I gently tapped on the window of one car in which a white bearded gentleman of about 60 was peacefully reading “War and Peace” in the driver’s seat of his vehicle. “Excuse me my friend, is one permitted to park on this street at this time of day on a Tuesday?” I asked. My new found friend broke from his book and calmly replied, “You can park here, however, just don’t leave your car until 12:30 unless you want a ticket.”
“Do you mean that you are going to sit here for the next hour and wait until 12:30?” He looked at me with the same look of amazement that I gave him and promptly replied, “Of course, it’s only another hour or so.”
“Do you do this every Tuesday?” I asked.
“Yes I do; when else can I catch up on my reading?”

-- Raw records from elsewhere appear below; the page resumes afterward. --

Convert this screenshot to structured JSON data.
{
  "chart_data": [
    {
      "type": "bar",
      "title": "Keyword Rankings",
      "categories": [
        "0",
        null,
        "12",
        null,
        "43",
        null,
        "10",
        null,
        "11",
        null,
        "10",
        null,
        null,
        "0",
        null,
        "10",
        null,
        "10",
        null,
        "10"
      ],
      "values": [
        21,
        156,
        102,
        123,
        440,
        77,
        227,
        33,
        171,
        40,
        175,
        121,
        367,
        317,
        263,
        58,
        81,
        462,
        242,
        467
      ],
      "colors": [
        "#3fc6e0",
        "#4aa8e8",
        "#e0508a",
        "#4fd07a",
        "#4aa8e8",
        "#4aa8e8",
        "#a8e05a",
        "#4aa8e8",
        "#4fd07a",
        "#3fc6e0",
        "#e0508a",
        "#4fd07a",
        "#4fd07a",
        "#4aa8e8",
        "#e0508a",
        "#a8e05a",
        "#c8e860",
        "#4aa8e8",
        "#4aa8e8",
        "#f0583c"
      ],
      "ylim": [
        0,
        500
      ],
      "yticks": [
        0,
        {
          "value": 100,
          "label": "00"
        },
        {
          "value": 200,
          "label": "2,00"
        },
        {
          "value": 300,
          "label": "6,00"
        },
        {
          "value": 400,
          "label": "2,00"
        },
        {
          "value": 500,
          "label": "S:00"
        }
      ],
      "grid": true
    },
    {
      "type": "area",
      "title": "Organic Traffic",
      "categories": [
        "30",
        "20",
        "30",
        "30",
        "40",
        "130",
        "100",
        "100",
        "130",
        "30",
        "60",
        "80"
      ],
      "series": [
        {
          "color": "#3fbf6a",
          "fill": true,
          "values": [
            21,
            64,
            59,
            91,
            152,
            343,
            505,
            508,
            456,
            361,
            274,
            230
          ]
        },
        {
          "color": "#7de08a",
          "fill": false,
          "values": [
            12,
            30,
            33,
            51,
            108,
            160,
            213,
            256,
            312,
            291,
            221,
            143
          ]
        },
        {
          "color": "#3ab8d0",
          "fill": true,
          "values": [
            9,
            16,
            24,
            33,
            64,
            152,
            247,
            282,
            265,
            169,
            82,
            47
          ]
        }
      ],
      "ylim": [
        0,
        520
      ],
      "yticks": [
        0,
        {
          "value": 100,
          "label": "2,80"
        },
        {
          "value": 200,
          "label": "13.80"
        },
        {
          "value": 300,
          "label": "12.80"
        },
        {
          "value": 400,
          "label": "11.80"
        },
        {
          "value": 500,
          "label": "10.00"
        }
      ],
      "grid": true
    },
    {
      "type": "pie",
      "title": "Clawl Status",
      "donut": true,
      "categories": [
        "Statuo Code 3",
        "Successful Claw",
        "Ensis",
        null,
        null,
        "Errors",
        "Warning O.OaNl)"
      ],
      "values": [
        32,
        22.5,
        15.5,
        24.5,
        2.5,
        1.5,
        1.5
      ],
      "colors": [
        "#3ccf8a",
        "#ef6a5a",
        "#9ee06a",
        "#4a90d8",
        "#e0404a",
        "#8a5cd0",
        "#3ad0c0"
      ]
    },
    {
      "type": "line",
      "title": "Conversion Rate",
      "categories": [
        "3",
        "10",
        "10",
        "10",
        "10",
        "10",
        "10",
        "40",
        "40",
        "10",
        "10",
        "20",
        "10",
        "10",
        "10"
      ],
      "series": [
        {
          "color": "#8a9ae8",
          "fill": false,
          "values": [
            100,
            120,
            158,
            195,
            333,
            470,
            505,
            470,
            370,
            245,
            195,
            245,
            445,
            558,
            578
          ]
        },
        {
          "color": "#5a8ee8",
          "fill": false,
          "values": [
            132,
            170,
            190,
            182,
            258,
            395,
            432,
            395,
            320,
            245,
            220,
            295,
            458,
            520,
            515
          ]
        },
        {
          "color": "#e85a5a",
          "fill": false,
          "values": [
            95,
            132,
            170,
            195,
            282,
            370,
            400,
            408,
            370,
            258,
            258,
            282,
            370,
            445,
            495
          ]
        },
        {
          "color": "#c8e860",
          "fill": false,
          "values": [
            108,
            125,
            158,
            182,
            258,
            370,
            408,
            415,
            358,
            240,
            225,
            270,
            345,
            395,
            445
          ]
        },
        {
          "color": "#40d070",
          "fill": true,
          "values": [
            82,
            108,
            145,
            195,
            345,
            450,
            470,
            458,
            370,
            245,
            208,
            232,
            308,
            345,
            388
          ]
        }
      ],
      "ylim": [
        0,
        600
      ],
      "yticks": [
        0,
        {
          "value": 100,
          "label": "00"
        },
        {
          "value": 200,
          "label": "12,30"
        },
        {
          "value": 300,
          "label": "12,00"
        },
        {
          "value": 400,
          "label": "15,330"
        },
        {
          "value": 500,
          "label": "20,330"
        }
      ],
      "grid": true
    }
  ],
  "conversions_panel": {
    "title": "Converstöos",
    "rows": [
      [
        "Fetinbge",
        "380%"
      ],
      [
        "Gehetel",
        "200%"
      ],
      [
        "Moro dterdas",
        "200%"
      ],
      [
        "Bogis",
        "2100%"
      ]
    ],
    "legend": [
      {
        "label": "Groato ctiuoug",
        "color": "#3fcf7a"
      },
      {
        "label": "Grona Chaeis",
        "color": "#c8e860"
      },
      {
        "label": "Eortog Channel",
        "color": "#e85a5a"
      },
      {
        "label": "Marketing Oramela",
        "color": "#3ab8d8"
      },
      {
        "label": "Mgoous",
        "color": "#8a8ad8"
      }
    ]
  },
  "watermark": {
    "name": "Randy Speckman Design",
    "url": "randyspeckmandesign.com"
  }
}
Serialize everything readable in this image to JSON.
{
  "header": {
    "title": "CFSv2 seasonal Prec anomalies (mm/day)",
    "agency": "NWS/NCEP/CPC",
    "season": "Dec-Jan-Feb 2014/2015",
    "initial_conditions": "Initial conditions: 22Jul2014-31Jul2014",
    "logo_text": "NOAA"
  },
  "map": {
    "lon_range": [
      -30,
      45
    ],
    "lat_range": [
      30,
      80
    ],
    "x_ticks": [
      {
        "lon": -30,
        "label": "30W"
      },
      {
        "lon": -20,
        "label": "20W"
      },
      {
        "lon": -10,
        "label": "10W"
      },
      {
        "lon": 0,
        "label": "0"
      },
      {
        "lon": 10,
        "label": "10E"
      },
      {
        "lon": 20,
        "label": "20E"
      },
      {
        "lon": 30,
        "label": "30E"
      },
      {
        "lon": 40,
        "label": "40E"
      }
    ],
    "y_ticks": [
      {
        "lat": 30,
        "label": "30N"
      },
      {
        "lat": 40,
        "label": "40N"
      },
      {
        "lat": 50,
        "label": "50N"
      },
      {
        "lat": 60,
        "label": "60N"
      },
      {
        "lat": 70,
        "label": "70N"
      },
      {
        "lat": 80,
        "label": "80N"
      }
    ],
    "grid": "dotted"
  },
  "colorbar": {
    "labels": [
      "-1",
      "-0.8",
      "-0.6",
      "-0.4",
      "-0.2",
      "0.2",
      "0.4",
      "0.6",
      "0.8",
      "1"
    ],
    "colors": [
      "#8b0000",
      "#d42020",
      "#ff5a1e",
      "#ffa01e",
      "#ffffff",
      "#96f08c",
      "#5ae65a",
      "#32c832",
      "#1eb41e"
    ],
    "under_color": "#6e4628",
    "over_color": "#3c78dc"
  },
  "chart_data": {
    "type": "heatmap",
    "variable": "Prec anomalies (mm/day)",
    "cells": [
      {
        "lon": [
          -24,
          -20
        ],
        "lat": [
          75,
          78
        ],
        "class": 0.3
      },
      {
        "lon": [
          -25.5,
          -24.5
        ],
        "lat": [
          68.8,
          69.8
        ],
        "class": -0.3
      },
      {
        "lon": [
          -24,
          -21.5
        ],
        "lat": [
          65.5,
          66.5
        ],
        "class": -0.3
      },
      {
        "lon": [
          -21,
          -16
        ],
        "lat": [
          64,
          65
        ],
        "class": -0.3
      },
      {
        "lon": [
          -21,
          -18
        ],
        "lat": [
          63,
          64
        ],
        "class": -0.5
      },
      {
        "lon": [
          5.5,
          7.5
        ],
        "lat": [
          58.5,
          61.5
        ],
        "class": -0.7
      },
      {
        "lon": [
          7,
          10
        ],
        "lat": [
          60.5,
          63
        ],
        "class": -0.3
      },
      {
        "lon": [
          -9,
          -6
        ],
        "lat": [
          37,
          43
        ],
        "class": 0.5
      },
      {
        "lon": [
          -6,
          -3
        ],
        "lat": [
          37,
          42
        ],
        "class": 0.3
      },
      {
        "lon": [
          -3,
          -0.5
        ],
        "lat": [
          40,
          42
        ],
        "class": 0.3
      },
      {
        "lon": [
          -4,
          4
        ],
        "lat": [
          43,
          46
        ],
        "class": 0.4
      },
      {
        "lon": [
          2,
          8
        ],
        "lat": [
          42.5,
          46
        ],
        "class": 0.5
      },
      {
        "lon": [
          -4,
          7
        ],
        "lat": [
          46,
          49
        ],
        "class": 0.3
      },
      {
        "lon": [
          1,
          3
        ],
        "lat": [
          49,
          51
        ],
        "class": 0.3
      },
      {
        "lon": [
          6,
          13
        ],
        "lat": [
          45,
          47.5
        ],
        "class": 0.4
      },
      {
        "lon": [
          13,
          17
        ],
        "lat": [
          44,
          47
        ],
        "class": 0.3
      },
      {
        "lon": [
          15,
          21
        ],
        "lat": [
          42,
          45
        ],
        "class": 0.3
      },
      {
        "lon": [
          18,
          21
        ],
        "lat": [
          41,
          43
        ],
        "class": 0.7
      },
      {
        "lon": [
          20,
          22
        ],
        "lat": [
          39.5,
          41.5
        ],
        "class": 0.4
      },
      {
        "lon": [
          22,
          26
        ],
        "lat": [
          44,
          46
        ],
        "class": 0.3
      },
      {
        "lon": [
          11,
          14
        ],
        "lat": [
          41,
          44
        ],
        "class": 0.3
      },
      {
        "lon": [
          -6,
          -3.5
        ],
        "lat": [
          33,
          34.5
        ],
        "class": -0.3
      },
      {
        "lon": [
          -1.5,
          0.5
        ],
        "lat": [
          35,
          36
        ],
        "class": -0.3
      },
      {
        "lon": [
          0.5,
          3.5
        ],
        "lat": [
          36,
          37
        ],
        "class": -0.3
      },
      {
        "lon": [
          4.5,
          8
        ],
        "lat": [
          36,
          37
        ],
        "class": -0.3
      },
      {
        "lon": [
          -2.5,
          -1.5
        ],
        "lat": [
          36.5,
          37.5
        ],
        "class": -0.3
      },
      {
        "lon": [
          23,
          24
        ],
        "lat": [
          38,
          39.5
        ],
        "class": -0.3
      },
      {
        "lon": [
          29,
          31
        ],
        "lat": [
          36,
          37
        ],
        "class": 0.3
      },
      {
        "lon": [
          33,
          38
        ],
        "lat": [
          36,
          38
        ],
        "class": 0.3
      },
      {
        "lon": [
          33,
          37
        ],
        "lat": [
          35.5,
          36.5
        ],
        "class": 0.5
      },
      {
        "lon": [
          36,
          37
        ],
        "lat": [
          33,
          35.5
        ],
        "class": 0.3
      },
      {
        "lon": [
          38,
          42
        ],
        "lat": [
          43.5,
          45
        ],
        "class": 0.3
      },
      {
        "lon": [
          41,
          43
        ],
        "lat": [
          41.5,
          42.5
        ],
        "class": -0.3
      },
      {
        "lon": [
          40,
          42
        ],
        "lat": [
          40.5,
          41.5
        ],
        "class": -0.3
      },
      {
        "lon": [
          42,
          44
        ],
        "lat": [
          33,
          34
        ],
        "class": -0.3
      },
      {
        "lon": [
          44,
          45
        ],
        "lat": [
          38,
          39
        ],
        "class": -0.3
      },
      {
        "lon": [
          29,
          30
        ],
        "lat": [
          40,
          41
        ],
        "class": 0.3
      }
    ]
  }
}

I bid him farewell, pulled out of the spot, and headed westward until 2nd Ave where I found a garage to park my vehicle. As I walked from the garage to the hospital, I pondered the man who reads every Tuesday for an hour and a half in his car and then thought how my original excitement on finding a parking spot was premature and misjudged. And I came to the Solomonic realization that first impressions are misleading… you can’t judge a parking spot by those who park there and you can’t judge a man who sits for an hour and a half in his car just reading… The first case looked ‘good’ when in reality was not helpful, while the second case looked strange. However, when one thinks about it with the proper perspective, reading in the car is probably very relaxing.